Opinion

HEALTH HUSTLE

WHERE does Newt Gingrich go to get his apology?

Back in the mid 1990s, Gingrichproposed slowing the rate of growth of Medicare and Medicaid — and was clobbered by Democrats and the press for waging war on the elderly and the indigent. Now, almost every other day, President Obama finds another hundred billion dollars to cut out of Medicare and Medicaid.

Over the weekend, Obama announced the discovery of another $313 billion in savings over 10 years, on top of $300 billion he’d already proposed. Soon enough, he’ll make Gingrich — who infamously sought $450 billion in savings over seven years in 1995 — look like an extravagantly generous steward of the nation’s health programs.

No liberal outcry greeted Obama’s proposed budgetary savagery because everyone knows it’s in the cause of more government spending. Obama must embrace a simulacrum of spending discipline to have any hope of passing a health-care pro- gram that will cost at least $1.2 trillion over the next 10 years. The game is simple: Pretend to cut so you can spend.

Medicare and Medicaid spending has steadily outpaced inflation through the decades, and accounts for 23 percent of the federal budget. Medicare’s unfunded liability is an astonishing $89 trillion. As Obama put it in his speech to the American Medical Association yesterday, there’s a risk the programs will “swamp our federal and state budgets, and impose a vicious choice of either unprecedented tax hikes, overwhelming deficits or drastic cuts in our federal and state budgets.”

Sounds alarming. So why turn around and immediately spend the $600 billion in savings? Shouldn’t it be used to shore up the rickety finances of these existing health programs rather than to create a dubiously financed, new health program?

Obama’s cost-savings gestures always reek of bad faith. He announced in his speech to a joint address of Congress in February that he had already identified $2 trillion in savings in the federal budget, when they were really far-off expenditures for the Iraq War that never would’ve taken place anyway and already-scheduled tax increases — i.e., not new savings at all. He risibly hyped a $100 million spending cut as a meaningful reduction. He called last week for reinstituting “pay-go” rules in Congress, even though the rules exempt 40 percent of the budget.

Obama’s Medicare and Medicaid savings will be sustainable over time only by beggaring doctors and hospitals. Compared with the private system, Medicare pays only 81 cents on the dollar for health expenses; Medicaid pays only 56 cents on the dollar. Obama relies on the tried-and-true practice of cutting the payments more. This means there will be fewer doctors willing to accept Medicare and Medicaid patients, and more cost-shifting to the private system to make up for deficient government payments.

When Obama himself says that the federal deficit is “unsustainable,” and when the chairman of the Federal Reserve warns that spending cuts or tax increases are necessary “to stabilize the fiscal situation,” it’s obviously not the time for a new entitlement program and another $1.2 trillion in government expenditure.

In his AMA speech, Obama sold his health program as a cost-saving measure, but the items he touted are his usual litany that would produce little or nothing in the way of savings: electronic medical records, preventive medicine, etc.
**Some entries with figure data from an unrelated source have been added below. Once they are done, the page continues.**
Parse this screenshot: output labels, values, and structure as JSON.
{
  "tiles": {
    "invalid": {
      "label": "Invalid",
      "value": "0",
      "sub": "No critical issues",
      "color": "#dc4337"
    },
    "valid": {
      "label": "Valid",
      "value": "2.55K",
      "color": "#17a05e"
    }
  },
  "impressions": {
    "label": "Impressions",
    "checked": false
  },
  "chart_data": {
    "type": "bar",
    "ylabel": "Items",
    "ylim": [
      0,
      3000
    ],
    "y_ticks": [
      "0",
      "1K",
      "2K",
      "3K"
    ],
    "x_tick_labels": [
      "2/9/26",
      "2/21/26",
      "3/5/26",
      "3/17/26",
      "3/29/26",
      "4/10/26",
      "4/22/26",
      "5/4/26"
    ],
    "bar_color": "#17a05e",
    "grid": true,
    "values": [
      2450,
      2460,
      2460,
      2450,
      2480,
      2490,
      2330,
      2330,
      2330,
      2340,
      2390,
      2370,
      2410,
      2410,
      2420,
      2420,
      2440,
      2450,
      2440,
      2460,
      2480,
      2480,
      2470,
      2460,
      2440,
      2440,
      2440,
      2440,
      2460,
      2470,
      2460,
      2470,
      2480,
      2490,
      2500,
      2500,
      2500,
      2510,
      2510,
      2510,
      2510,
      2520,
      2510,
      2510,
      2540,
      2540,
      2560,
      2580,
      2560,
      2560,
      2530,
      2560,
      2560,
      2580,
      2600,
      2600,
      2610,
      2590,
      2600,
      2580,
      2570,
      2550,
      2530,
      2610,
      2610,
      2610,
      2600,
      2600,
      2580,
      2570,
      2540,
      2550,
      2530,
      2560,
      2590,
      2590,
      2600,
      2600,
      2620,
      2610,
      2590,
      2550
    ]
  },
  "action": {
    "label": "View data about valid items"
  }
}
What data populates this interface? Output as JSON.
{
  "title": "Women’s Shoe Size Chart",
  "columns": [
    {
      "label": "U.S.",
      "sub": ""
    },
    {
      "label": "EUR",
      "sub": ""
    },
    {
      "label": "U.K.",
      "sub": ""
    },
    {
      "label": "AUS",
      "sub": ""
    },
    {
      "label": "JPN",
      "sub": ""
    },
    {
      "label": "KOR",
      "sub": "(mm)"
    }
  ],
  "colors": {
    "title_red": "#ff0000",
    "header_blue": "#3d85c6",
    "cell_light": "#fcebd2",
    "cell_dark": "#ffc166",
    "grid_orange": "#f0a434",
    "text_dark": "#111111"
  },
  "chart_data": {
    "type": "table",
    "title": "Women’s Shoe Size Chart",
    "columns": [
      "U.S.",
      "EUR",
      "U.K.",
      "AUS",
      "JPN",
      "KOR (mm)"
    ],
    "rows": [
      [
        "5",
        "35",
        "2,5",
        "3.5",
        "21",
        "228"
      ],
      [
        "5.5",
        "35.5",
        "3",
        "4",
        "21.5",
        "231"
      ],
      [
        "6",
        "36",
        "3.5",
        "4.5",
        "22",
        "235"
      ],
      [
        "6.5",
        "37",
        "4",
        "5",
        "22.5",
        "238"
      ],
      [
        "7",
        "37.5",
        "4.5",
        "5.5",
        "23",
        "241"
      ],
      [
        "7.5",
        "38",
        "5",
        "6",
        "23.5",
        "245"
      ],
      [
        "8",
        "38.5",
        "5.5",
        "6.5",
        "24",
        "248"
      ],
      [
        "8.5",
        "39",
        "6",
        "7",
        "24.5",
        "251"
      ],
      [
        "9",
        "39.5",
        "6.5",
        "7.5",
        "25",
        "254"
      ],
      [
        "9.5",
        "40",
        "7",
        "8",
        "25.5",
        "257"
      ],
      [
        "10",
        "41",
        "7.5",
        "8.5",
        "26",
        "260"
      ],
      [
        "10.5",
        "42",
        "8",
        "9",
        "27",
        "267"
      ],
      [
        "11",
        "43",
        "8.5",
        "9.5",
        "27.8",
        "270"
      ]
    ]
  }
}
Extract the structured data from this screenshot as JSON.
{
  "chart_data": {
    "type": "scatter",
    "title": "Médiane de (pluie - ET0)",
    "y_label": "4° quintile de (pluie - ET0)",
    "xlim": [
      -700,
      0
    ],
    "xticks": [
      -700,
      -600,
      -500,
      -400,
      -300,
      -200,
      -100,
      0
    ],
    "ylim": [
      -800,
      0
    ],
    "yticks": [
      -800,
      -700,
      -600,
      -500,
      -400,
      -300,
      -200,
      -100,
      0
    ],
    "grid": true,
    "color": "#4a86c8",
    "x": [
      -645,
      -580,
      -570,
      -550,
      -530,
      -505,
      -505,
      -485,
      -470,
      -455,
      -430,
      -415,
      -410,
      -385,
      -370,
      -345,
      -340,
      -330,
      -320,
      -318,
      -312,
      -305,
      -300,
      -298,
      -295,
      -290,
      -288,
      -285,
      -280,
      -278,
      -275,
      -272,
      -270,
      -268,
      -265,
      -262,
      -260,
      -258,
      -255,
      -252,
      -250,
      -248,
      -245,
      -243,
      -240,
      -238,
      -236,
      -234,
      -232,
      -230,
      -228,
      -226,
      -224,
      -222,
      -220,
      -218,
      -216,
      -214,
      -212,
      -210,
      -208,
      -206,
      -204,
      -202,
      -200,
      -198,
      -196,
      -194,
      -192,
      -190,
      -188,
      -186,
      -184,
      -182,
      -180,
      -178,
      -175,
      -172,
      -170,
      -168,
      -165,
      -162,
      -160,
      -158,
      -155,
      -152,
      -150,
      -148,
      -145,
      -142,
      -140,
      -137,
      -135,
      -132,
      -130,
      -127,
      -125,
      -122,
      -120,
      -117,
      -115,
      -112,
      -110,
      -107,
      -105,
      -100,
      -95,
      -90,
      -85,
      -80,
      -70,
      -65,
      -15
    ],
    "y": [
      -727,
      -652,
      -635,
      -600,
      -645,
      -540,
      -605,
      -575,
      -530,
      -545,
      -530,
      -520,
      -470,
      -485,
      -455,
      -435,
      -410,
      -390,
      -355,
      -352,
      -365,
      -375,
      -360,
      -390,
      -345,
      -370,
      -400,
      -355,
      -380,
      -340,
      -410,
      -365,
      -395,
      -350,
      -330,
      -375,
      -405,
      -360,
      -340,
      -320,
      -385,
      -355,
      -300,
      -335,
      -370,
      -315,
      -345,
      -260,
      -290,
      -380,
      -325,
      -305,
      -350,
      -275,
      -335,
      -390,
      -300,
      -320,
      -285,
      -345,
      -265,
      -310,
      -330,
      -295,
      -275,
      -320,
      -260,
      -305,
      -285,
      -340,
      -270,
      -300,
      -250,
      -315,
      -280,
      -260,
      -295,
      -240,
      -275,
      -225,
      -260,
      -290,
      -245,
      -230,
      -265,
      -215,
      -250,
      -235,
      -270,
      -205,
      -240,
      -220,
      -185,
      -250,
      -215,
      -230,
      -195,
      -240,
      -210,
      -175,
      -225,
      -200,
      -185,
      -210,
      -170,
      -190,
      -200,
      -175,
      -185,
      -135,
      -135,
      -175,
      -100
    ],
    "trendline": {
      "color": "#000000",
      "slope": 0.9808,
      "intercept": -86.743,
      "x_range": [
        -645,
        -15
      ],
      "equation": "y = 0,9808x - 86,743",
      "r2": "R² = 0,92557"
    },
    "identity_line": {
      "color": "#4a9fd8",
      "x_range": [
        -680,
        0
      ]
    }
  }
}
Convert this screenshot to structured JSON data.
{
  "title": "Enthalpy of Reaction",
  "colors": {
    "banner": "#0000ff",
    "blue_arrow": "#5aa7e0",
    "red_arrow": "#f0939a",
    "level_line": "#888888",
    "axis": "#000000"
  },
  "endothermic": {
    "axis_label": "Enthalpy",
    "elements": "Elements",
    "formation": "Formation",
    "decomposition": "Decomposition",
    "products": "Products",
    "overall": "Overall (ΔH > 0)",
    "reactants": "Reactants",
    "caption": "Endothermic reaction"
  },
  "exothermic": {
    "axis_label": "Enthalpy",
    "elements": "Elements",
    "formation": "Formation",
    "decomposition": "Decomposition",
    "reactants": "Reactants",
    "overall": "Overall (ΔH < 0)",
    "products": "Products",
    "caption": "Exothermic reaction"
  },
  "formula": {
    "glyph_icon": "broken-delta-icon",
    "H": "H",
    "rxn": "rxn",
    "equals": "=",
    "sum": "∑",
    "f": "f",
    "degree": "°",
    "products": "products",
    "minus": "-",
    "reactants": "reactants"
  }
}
In a document released over the weekend, Obama even invoked the hoary Beltway chestnut of cutting “waste, fraud and abuse.”

If Obama thinks he can responsibly squeeze a couple of hundred billion out of Medicare and Medicaid, fine, he should do it and pocket the savings to improve the long-run fiscal picture. And we can adopt modest reforms to make it easier for people to get and keep health insurance, reforms with zero risk of tipping the country further toward fiscal ruin.

Obama will then have more time and energy to devote to repairing the government’s balance sheet. Newt Gingrich ought to have some ideas how to do it.